Bergesernya zaman menuju ranah digital sudah semakin tidak bisa dipungkiri. Jaring-jaring digital telah menyebar sedemikian rupa sehingga kita yang terjerat di dalamnya dapat berkoneksi satu sama lain dengan hanya satu tap dari jari. Oleh sebab jaring-jaring itu pula, informasi dapat lekas menyebar. Ketika informasi tertentu menyebar luas, serta banyak masyarakat yang terpapar dan menyukainya, sebuah tren baru dapat tercipta.Â
Tren ini kemudian lambat laun akan pudar, "ketinggalan jaman", kemudian tren baru akan lahir. Siklus ini akan terus berputar, melahirkan orang-orang yang takut ketinggalan tren. Fenomena ini disebut dengan FoMO (fear of missing out) yang didefinisikan sebagai ketakutan seseorang akan kehilangan dan tidak ikut serta dari momen berharga yang sedang dialami oleh orang lain, di mana ditandai oleh keinginan yang kuat untuk tetap terhubung dengan yang lain lewat dunia maya (Przyblylski, et al., 2013). Singkatnya, takut tertinggal tren dan dianggap tidak gaul.

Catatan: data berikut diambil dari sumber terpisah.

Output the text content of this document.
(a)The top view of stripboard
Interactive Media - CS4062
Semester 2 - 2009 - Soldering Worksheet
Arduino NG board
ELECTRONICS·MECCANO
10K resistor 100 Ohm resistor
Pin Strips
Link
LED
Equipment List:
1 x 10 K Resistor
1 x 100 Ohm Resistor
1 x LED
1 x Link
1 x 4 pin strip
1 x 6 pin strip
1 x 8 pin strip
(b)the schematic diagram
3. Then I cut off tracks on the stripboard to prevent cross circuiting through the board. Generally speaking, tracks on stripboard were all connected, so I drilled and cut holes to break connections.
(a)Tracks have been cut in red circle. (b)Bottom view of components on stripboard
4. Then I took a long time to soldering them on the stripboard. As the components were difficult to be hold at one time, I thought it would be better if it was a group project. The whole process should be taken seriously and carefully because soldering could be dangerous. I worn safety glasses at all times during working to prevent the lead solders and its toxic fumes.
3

Fenomena ini kemudian dapat melahirkan budaya konsumtif, yang dapat didefinisikan secara umum sebagai aktivitas konsumsi yang berlebihan yang dilakukan untuk memuaskan kebutuhan dan keinginan seseorang, di mana hal ini sering dilakukan karena faktor psikologis seperti ingin diakui, mendapat status, kebahagiaan, dan sebagainya (Solomon 2006). Dan tanpa terkecuali, perilaku konsumtif terjadi pula di ranah busana.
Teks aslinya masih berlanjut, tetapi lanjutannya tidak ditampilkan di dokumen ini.